I'm curious, has there ever been a generational transition where there hasn't been an increase in memory bus width?
Straight forward comparisons aren't always so easy, but if you look at the previous gen you see the 360 with a 128-bit bus + 512 bit (iirc) edram bus, and the PS3 with 128 + 128 leading into the PS4 with 256-bit. Bus width has increased far more slowly than flops, GB/s etc.
Looking further back, DC has 64 + 64 + 32 bit (plus fast embedded tile buffer), OG Xbox was 128-bit and BW limited at times etc. Physical IO on the chip and traces on the motherboard won't scale as easily as transistor density, unfortunately.
While I personally think a 256-bit bus with 16x GDDR6 chips would likely be a good cost effective solution, I wouldn't rule out a 384-bit bus width.
I think we'd only see that if there was a plan for a rapid narrowing of the bus (which won't happen if you start with GDDR6) or if there was going to be a lower end model to support it.
Also, there's no fathomable justification in my mind for beginning a new generation with two entirely separate console hardware configurations—certainly not ones with entirely different hardware configs, e.g. I could maybe see at a stretch a case for a "lower" end APU which just fuses off CUs on the GPU to improve yields at launch.
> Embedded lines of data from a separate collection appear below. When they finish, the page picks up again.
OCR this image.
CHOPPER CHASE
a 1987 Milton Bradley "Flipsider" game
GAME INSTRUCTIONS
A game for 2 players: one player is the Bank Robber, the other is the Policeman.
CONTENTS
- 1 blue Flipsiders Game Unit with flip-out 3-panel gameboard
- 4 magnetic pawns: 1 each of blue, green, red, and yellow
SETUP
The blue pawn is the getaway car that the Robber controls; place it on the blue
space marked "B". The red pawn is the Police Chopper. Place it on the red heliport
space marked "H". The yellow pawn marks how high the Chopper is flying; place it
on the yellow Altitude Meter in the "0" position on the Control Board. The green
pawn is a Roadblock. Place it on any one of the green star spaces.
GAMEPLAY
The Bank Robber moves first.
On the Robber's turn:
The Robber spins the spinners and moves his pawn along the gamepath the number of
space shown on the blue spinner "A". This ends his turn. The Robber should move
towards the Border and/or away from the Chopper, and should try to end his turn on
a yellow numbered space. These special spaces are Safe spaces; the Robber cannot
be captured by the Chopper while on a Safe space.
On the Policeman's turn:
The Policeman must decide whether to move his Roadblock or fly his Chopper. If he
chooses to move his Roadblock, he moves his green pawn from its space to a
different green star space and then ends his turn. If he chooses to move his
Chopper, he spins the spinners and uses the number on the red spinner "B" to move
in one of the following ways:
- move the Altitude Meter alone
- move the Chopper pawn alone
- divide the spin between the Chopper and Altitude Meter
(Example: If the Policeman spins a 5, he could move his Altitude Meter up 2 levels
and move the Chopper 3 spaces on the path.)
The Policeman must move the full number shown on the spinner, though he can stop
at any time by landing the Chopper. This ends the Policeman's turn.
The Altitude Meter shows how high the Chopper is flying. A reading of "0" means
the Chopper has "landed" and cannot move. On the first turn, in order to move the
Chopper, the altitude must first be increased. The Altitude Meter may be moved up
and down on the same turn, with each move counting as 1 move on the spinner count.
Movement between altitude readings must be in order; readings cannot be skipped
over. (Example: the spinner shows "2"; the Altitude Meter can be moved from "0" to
Some possible justifications might be:
- Covering a range of market price points
- Having a halo product
- Replacing your previous, last gen console with a faster, more attractive product at lower and more profitable price point.
Otherwise, you're simply doubling up on engineering design costs, merely to achieve what? A cheaper, weaker "next-gen" console that only serves to lower the baseline for game development. I can't see why anyone would want that.
It's extremely unlikely you'd double up on engineering costs. Large parts of the chip would be the same, the customisation would be shared, the software engineering and API development would be shared, the dash/OS/UI would be too, the devkits would be shared, licenses would be shared. In addition marketing would be shared, as would developer relations, bug fixing, aspects of console design, peripherals, using volume of memory and fab space bought to negotiate pricing, shared mobo components and things like optical drives and HDDs ....
If your CPU and supported features on the GPU are the same (shared architecture) then the baseline for game development is effectively unchanged. Resolution (framebuffer, texture, shadows, particles etc) are scalable with no impact on simulation complexity.